付加価値の単価が上昇するインフレ、即ちデマンドプル型インフレは生産者の所得向上をもたらしますが、コストプッシュ型の場合はそうはなりません。
とりわけ、輸入物価の上昇にともなうコストプッシュですので、上昇した分の所得は外国のものであって日本のものではありません。
例えば、企業A社が原価ゼロ円(実際にはありえないが…)で100円の付加価値を生産したとします。
A社はそれをB社に100円で販売します。
B社はそこに自分たちが生産した付加価値200円を乗せてC社に300円で販売しました。
C社はそこに自分たちが生産した付加価値300円を乗せて消費者に600円で販売しました。
この場合、消費者が支払った600円がまるまるGDP(国内総生産)としてカウントされます。
このときGDP(国内総生産)は「生産」と「需要」と「所得」の金額が必ず一致します。
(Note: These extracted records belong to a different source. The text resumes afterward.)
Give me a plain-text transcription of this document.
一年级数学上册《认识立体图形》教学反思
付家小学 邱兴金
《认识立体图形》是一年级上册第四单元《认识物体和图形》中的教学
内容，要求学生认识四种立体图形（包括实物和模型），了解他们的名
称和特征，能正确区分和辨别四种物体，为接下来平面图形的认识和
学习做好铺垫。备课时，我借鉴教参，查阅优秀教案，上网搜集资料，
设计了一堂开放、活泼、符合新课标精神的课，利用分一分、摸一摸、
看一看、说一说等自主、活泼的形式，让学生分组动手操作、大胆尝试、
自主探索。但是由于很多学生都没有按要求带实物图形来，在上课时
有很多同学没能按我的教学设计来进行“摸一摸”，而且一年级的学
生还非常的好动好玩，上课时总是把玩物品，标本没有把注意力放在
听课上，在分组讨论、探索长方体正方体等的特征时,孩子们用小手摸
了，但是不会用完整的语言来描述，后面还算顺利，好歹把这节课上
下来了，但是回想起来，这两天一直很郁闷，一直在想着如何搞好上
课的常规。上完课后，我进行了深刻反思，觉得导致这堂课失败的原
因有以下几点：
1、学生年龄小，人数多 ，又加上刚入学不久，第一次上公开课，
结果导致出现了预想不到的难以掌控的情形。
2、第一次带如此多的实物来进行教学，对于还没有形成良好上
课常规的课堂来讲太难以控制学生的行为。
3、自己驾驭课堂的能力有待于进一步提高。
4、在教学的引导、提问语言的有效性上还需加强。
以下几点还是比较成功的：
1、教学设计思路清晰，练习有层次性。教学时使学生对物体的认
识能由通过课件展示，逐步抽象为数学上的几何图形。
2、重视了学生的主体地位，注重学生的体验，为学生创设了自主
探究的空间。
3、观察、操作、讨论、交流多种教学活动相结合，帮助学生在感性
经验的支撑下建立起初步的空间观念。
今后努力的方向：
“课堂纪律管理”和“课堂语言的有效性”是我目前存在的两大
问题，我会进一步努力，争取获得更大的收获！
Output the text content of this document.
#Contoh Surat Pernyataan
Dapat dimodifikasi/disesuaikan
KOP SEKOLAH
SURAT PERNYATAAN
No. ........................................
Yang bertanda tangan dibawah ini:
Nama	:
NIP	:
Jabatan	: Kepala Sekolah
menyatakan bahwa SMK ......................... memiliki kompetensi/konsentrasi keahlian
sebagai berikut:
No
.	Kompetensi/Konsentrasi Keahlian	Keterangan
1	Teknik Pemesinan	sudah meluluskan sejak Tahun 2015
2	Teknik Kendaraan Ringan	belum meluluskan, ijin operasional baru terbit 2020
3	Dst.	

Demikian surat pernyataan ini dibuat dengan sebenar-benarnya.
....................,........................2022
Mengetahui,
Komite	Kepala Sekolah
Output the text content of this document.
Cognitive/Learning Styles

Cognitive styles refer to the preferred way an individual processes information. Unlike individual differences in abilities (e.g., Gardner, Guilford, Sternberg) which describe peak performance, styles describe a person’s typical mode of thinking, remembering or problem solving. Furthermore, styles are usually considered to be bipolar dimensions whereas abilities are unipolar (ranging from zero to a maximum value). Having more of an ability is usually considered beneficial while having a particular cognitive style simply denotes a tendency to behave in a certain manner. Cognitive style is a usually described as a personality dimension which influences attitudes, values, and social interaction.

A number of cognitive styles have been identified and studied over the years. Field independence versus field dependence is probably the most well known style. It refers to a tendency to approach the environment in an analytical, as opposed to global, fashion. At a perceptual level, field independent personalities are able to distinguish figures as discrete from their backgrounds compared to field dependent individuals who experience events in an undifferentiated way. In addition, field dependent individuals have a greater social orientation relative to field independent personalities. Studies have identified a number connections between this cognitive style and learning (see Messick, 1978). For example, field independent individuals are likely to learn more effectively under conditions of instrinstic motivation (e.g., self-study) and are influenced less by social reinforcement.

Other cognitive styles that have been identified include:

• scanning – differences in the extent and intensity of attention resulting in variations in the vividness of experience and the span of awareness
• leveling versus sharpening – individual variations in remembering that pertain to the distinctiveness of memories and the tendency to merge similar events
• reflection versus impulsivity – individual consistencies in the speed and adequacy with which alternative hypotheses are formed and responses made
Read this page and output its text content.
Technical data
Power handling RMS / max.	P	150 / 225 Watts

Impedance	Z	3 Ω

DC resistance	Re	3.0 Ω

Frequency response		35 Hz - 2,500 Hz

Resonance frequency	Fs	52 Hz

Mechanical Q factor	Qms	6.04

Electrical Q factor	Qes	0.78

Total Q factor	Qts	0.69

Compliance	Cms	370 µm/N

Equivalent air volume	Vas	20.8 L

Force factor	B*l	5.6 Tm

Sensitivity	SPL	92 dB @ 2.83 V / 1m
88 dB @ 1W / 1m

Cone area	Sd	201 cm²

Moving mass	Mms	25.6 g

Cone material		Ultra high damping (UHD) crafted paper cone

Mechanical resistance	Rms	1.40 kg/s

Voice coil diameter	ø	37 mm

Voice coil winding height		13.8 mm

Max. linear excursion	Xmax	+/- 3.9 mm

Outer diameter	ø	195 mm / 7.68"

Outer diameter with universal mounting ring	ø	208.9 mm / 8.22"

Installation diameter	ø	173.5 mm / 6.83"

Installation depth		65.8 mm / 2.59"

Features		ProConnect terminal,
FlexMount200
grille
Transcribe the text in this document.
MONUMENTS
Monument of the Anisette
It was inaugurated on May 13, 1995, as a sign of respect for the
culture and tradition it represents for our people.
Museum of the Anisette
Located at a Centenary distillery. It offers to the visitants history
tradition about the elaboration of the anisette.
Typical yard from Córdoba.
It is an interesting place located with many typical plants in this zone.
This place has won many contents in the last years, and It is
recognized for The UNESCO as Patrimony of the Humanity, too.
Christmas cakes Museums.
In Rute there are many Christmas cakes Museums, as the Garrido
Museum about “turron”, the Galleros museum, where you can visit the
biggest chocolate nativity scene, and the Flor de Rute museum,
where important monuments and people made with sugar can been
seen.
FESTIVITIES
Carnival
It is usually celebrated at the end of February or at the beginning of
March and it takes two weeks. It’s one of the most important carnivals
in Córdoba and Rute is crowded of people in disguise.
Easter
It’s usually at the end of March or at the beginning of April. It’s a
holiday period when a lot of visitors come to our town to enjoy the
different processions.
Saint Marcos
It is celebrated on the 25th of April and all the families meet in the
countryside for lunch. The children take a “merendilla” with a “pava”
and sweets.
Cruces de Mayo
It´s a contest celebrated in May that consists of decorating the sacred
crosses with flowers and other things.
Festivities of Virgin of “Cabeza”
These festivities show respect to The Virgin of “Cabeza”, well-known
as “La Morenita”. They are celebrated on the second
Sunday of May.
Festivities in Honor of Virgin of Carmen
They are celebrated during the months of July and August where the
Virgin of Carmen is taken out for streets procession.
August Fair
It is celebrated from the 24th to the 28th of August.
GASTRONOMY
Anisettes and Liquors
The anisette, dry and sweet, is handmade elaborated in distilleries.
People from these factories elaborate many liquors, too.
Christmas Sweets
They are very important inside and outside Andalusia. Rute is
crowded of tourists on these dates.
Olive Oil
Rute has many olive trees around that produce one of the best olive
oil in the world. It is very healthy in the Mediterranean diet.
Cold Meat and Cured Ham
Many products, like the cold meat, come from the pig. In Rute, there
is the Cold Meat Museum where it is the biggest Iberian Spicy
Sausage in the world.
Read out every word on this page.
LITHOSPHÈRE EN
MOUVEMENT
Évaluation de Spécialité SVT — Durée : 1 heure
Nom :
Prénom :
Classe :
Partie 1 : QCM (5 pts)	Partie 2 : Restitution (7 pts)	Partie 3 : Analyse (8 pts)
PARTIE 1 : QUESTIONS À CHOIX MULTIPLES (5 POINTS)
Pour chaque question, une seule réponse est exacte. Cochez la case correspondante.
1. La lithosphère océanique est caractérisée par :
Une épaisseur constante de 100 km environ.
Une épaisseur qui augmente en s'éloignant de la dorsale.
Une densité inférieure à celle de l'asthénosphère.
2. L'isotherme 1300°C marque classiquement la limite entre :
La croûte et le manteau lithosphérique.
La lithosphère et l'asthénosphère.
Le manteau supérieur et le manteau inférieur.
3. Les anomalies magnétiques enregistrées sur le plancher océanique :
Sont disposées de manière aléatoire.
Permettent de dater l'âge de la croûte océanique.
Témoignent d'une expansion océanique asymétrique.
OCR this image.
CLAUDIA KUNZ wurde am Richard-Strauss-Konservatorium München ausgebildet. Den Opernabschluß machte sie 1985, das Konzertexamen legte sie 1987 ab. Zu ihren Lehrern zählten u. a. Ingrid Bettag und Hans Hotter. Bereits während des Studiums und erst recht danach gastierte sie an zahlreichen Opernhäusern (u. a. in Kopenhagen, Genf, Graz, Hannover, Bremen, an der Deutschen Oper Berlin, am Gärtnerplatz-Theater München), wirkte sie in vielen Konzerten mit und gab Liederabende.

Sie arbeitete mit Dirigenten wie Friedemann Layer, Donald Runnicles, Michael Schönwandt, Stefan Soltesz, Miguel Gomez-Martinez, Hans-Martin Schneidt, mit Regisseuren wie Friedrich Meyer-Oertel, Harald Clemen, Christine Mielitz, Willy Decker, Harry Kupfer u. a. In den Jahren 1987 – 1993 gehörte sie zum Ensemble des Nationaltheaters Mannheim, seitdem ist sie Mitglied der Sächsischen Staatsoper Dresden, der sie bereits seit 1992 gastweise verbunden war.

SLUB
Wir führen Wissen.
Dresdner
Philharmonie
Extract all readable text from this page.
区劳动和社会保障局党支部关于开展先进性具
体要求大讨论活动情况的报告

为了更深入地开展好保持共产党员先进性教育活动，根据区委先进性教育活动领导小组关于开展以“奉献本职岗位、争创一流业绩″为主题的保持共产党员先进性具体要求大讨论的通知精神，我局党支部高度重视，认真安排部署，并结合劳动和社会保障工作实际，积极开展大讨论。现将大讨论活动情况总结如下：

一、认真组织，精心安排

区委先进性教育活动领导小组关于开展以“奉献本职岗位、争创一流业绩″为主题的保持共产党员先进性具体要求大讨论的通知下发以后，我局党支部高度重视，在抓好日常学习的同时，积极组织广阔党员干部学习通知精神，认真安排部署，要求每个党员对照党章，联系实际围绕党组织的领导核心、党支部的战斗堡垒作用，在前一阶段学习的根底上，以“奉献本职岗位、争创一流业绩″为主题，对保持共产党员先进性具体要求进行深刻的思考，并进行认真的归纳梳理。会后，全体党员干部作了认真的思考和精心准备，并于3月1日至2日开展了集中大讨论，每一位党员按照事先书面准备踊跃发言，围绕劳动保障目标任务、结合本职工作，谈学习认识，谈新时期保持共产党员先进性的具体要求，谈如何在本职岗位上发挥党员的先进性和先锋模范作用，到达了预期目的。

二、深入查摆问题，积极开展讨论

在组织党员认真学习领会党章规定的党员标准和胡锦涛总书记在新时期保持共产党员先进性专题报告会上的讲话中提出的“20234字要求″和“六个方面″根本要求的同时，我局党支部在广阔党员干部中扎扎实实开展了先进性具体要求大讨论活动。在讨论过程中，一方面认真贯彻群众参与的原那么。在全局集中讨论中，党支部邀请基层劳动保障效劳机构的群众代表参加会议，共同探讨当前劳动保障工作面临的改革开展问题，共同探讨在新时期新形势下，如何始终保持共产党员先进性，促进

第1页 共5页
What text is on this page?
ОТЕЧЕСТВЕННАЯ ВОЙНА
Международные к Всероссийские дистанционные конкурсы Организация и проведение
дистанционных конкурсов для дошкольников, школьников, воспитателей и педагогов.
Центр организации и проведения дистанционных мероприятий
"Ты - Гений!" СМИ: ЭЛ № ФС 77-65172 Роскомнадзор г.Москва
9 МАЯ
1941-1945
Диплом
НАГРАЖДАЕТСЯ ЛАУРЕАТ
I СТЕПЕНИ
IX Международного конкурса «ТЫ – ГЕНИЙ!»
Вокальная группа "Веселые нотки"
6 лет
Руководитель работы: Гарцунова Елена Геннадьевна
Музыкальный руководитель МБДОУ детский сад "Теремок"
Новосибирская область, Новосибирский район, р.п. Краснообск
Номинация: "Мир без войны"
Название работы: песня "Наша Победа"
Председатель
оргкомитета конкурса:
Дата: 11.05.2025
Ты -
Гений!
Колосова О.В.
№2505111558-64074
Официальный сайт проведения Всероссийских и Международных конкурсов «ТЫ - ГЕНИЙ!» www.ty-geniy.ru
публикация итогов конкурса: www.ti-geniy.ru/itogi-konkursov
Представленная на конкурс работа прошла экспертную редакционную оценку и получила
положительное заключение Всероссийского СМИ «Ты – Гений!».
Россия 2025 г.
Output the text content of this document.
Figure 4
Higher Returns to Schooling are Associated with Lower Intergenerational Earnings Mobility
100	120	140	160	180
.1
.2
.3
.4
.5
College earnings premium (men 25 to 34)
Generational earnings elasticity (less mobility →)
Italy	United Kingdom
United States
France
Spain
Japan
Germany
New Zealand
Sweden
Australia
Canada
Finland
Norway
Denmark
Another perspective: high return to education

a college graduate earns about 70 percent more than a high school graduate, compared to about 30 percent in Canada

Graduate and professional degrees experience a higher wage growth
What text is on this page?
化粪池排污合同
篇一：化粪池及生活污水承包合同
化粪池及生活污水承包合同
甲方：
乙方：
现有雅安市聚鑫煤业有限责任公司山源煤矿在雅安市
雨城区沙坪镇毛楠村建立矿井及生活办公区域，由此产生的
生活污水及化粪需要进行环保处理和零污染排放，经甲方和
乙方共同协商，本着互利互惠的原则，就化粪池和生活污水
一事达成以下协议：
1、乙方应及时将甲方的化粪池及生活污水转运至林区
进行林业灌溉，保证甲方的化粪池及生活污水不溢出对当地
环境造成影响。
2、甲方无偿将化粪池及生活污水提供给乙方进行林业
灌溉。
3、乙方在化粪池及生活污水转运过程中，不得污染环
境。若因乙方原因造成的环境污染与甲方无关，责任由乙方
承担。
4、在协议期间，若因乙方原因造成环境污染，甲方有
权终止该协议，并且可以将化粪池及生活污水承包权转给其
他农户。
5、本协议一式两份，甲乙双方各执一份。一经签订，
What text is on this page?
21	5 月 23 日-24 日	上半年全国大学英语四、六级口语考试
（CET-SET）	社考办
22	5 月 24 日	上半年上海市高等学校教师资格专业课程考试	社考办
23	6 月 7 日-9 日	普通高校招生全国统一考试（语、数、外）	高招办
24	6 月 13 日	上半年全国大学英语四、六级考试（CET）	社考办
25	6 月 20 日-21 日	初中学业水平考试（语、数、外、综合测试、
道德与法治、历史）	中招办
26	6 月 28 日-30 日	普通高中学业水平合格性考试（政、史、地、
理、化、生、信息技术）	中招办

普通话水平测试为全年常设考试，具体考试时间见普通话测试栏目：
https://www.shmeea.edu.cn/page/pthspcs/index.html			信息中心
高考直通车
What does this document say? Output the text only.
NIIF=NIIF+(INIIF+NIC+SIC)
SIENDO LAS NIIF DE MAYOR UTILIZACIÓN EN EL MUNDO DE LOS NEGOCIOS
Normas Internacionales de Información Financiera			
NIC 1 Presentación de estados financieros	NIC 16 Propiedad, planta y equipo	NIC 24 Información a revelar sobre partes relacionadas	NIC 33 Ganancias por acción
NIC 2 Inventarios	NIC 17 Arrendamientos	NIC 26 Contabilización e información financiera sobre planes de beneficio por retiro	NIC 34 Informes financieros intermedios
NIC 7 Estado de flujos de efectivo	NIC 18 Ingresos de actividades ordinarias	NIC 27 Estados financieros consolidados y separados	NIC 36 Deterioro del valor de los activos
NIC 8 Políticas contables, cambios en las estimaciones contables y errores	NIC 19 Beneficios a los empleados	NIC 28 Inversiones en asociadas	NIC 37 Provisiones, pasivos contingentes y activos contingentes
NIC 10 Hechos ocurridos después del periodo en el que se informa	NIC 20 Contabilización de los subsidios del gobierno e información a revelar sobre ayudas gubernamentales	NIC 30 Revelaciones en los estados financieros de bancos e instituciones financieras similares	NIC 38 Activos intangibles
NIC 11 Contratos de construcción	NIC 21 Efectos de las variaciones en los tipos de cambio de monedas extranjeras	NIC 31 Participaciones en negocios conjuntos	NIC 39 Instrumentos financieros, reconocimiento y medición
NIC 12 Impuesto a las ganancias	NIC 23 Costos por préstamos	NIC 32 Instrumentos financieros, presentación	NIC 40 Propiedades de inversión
(GDPの三面等価一致の原則)
例えば、C社は売り上げ600円ですが、自らが生産した付加価値は300円ですので300円がC社の所得になり、あるいはB社は売り上げが300円ですが、自らが生産した付加価値は200円ですので、やはり200円がB社の所得になります。
A社、B社、C社の「生産」の合計は600円、そしてA社、B社、C社の「所得」の合計が600円、そして消費者が支出(需要)した金額が600円となり、生産・所得・需要の三面が見事に一致するわけです。
因みにこのとき、消費者が例え外国であった場合(輸出)でも、ABC社の所得は同じです。
問題は、このときにA社が海外の企業であった場合、即ちB社が輸入した場合です。
この場合、海外企業A社の100円は海外の所得になりますので、日本のGDPは500円になります。
輸入物価が上昇するということは、この海外企業A社の価格が上昇しているということになるわけですが、輸入物価が上昇したところで日本国民の所得は1円も増えません。
物価が上昇しているのに所得が1円も増えない。
つまり、輸入物価上昇にともなうコストプッシュ型インフレは、日本国民の可処分所得をただただ減らすだけなのでございます。
そして次なる消費や投資を減らしてしまうがために、日銀は「コストプッシュ型インフレは需要を縮小させる要因である…」「だから利上げなどできない…」と正しいことを言っているわけです。
さて、上のグラフは、円ベースでみた輸入物価指数と、契約通貨ベースでみた輸入物価指数です。
ここのところの大幅な円安によって円ベースでみた輸入物価指数が大幅に上昇しているのは勿論なのですが、契約通貨ベースの輸入物価もそれなりに上昇しています。
これはエネルギー資源や食料の世界的な価格上昇が主たる要因だと思われます。
ということは、例え円安が一段落して円高に向かったとしても、かなりの円高にならないかぎり輸入物価はそれほど下がらず高止まりする可能性が大です。
しかも来年4月以降、我が国においてもエネルギー価格が本格的に上昇することを踏まえると事態は実に深刻です。